Now, the concept for “fruit” will be semantically similar to both “banana” and “apple” (all three have some overlapping bits). If the system has learned that a red light comes on after sensing an apple, then it should be able to also predict a red light after it sees something else that is semantically similar enough to an apple. Depending on past experiences/training, a banana could be similar enough.

It does both. Synaptic connections change over time, so the representation for any concept is always changing (they are not static). “Object” representations are influenced by each different context in which they are encountered. This is somewhat obscured in classic HTM because the SP process is designed specifically for an inference layer. Changes have to be made when using it for a pooling layer (I’ll actually be posting more information about this pretty soon, as I am wrapping up my latest pooling implementation).

Cortical.io Semantic Folding video provides a nice (albeit very high level) idea of how they were able to generate SDRs for text words that derive their meaning from context. It’s not exactly what I am talking about here, but hopefully it will trigger the basic idea that I am trying to communicate :slight_smile:

I recommend watching the HTM Chat with Jeff, as he explains the problem much better than I can in a forum post.

Consider the visual system - as the eye scans over various aspects of an object the same chunk of the cortex is presented with a stream of features. Spatially - the same neurons are presented with information. The stream is a mix of spatial/temporal information. The parsing of this information requires the digestion through the connected maps.

Part of the visual process uses the fact that the feature resolution varies as you move out from the fovea. A corse/low-resolution version of the objects in the visual field is sampled by the lower brain stem. The eyes are directed to areas of interest to force-fed the V1 map with high-resolution sampling to play a cortical version of the old 20-question game and discover what you are looking at.

I like to think that the older brain structures force-feed the cortex with whatever it is processing and the cortex feeds back a “sharpened” version; partially by making connections with other parts of the cortex that are sampling the overall situation at the same time. (awareness and consciousness)

Much of your model starts with a great set of assumptions - I use most of them myself in trying to understand what I am reading. You may want to rethink this aspect (item #3 on your difference list) and see how it changes your considerations.

As far as item #1 on your difference list - consider what combinations of layers and hierarchy brings to the party.
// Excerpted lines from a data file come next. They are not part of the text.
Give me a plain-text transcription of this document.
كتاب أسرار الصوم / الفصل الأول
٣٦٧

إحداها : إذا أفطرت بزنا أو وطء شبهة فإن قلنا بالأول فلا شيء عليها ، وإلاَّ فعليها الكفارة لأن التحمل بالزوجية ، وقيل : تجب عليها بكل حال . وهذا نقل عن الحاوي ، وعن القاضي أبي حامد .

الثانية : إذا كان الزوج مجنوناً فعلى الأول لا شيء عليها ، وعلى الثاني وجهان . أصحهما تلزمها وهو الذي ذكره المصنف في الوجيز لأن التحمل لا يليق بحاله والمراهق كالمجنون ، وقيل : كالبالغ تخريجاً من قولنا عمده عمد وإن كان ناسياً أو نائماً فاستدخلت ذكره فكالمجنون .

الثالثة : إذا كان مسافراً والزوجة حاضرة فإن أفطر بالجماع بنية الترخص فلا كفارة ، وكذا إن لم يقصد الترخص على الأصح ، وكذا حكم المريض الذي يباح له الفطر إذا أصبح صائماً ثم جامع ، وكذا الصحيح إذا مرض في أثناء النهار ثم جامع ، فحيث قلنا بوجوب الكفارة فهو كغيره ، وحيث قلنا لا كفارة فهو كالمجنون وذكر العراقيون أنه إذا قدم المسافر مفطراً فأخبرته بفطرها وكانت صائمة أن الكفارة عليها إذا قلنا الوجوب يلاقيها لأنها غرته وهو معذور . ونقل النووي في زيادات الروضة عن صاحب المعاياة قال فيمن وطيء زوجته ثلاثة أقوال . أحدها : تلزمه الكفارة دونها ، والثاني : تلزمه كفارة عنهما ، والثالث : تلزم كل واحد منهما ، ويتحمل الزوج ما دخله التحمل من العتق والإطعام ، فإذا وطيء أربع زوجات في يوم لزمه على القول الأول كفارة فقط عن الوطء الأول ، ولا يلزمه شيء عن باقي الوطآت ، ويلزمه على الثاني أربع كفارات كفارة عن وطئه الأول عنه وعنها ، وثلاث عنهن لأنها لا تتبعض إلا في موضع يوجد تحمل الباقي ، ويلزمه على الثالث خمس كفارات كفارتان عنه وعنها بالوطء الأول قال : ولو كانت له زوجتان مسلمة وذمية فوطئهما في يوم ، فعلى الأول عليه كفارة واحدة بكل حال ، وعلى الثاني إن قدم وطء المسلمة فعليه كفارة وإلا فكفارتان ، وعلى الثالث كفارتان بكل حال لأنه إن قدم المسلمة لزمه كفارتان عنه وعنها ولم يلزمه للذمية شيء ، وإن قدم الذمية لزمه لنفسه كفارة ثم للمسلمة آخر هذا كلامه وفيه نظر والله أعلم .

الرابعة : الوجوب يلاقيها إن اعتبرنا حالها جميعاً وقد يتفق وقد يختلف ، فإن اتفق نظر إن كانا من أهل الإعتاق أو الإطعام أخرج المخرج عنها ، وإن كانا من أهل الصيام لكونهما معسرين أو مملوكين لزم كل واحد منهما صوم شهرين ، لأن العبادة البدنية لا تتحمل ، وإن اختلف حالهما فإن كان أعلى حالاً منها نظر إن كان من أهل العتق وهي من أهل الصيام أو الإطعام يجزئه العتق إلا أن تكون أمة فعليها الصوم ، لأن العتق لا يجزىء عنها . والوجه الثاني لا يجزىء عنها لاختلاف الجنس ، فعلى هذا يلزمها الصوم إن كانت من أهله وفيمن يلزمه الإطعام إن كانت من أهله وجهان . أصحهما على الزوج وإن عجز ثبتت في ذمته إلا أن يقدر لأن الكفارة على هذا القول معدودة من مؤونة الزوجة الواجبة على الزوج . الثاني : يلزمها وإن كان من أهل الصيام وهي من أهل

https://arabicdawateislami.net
By bringing different representation together in alignment you can perform local calculation between representations. An SDR segment can sample some of each representation and learn a relationship between these two patterns.Since the connections are part of streams that run both up and down the parsing chain a partial recognition can trigger a filling-in effect on noisy or incomplete representations.

Instead of forcing a single part of the cortex to recognize “cup” in the fingertips a sense of smooth roundness can be formed at that level. “Shapeness” can be recognized at a different area without any differentiation into a cup or ball. This collage of features can be combined later in a naming area.

Trying to force all this into a single area introduces a host of problems that has killed many models with combinatorial explosions when the project moves past a few test cases.

This is an important point. A concept exists not just in one level of the hierarchy, but spans across many levels. When Jeff is talking about his coffee cup, he is talking about a concept that spans low-level vision and touch to the sounds making up the spoken word “cup”, to the textual representation of the word, to the sense of comfort and familiarity that it provides him, to the working theory of SMI for which he uses it extensively as an example.